I was so excited to learn that an RPG treatment of the sanity-blasting horror of H. P. Lovecraft had been made available using the True 20 rules that I went online and bought a copy within days of the discovery. Shadows of Cthulhu, designed by Russell Brown and published by Reality Deviant Publications, is a great way to introduce D&D gamers to a taste of something different without forcing them to learn an entirely new game system. In that vein its important top note that Shadows is not a complete game in itself: a copy of the Green Ronin Publishing’s True 20 Revised Rules will be required in order to play Shadows of Cthulhu.

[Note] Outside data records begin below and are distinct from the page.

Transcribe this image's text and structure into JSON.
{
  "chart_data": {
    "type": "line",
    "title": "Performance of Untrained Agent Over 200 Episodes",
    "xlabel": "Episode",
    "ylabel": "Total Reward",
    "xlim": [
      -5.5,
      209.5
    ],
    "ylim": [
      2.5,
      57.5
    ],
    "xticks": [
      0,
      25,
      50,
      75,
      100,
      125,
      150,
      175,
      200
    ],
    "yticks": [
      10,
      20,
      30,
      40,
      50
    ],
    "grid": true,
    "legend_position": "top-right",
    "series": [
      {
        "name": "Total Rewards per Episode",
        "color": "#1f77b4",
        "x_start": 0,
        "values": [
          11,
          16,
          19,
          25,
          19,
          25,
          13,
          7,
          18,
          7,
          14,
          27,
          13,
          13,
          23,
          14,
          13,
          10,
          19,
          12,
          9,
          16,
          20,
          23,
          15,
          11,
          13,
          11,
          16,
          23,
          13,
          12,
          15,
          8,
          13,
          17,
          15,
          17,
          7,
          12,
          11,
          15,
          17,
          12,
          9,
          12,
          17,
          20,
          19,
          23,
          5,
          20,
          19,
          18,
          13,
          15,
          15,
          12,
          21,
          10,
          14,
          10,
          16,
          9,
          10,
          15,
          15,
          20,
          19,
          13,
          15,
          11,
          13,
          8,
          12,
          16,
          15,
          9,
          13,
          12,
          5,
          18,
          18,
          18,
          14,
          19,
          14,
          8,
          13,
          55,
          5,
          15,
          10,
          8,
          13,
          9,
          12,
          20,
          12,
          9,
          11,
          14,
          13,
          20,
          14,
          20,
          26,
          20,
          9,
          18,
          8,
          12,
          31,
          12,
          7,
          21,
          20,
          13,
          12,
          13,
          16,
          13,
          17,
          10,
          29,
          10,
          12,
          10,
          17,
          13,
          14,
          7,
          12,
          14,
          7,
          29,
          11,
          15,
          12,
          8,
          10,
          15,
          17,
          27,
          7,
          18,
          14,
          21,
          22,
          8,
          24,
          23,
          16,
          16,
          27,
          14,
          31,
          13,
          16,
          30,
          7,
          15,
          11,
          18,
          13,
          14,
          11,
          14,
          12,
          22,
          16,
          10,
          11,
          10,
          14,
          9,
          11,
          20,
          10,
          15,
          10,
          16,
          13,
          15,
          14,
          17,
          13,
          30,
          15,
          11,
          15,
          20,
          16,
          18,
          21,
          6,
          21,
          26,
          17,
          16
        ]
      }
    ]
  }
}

It should come as no surprise that nearly the entire book offers a rehash of information provided in the various Call of Cthulhu-related tomes. This is precisely as it should be; one cannot assume that a person picking up this book for the first time will know everything they need to regarding the background and 1920s-era setting. I offer this as a warning to the already initiated to be patient, and to feel free to skim the background chapters at first. Where True 20 differs here is in the three character roles – Adept, Warrior and Expert – that players’ characters will adopt. It is recommended that players only choose Adept as a starting role with the consent of the Narrator or GM; frequently in this setting, the mantle of Adept is taken by either cultists or by those experienced in the ways of the Mythos. It would be commonplace for a character to grow into the role of Adept during the course of one or more campaigns, but rare that one would start out that way.
The first chapter details the ins and outs of character creation, adapting the game for the True 20 rules toolkit. Chapter two gives a general overview of all aspects of life in the 1920s, and chapter three offers advice and information for the GM on narrating Shadows of Cthulhu. Chapter four covers True 20’s rules for insanity, dealing with the inevitable plunge from reality – a plunge all too common to all investigators of the supernatural and other-worldly.
Chapter five converts the character abilities from Call of Cthulhu into the Skills, Feats and Powers lexicon of True 20. Chapter six – everyone’s favorite – is the bestiary of critters from the Cthulhu Mythos. Chapter seven – titled “Terrible Things” – details in game terms the places, books and artifacts associated with stories from the Mythos. Chapter eight discusses NPCs -- cultists, Adepts and ordinary people. Chapter nine offers the village of Dunwich and its environs as an appropriate setting for adventures. The setting for “The Dunwich Horror,” Dunwich is a mythical New England village seemingly frozen in time in the latter part of the 19th Century (or earlier), and was the site of horrific events resulting from several inhabitants’ close involvement with Things Man Was Not Meant To Know. Chapter ten closes out this book by covering in greater detail True 20’s rules to govern the use (and abuse!) of sanity in the game setting.
The art by Jason Walton is excellent. Scattered throughout the book, it is sparse enough to not overwhelm the text, but frequent enough to maintain visual interest and to help set the tone for the game. My favorite piece is a full-page illustration from page 33, depicting a town at night as mist begins to creep in. The pre-19th-Century architecture of the town indicates it is either in Europe or a very remote area of the Eastern United States. There are no monsters, or any other living beings present -- merely the suggestion, through the use of shadows and judicious placement of obscuring mist, that there may be more to the scene than meets the eye. Imagination is given free reign in this image, which is what role-playing games are all about.
A couple of very small quibbles; why is page two entirely blank? Most likely this is to facilitate printing the full-color cover page, either for the consumer directly from the PDF download, or to prep the product for eventual conversion to a commercial print run, if product sales indicate the need. Another problem is the two-column format. While standard for commercial printing, in electronic form it is a cause for aggravation as one has to scroll up and down several times to read information on a single page. This isn’t issue for those who take the time and toner to print out a hard copy of the PDF.
All in all, Shadows of Cthulhu is a welcome addition to any Lovecraft aficionado’s store of Mythos gaming lore. The 124+ pages are well worth the price of the download, even for those anachronistic types like myself who prefer a printed, bound book to caress and scan. It’s a cohesive, well planned coverage of the Cthulhu Mythos using a rules system other than Chaosium’s fine Basic Role Playing system. I would be remiss if I didn’t mention that, in my role as Sales Manager for Green Ronin Publishing – publishers of the True 20 RPG – I’m somewhat less than unbiased. That in mind, True 20 is a strong tool to offer fans of 3.0 to 3.5-era D&D a solid option for using a familiar game system to play other games in diverse time periods and settings. Having such an excellent product available in support of the True 20 product line makes that part of my job a lot easier.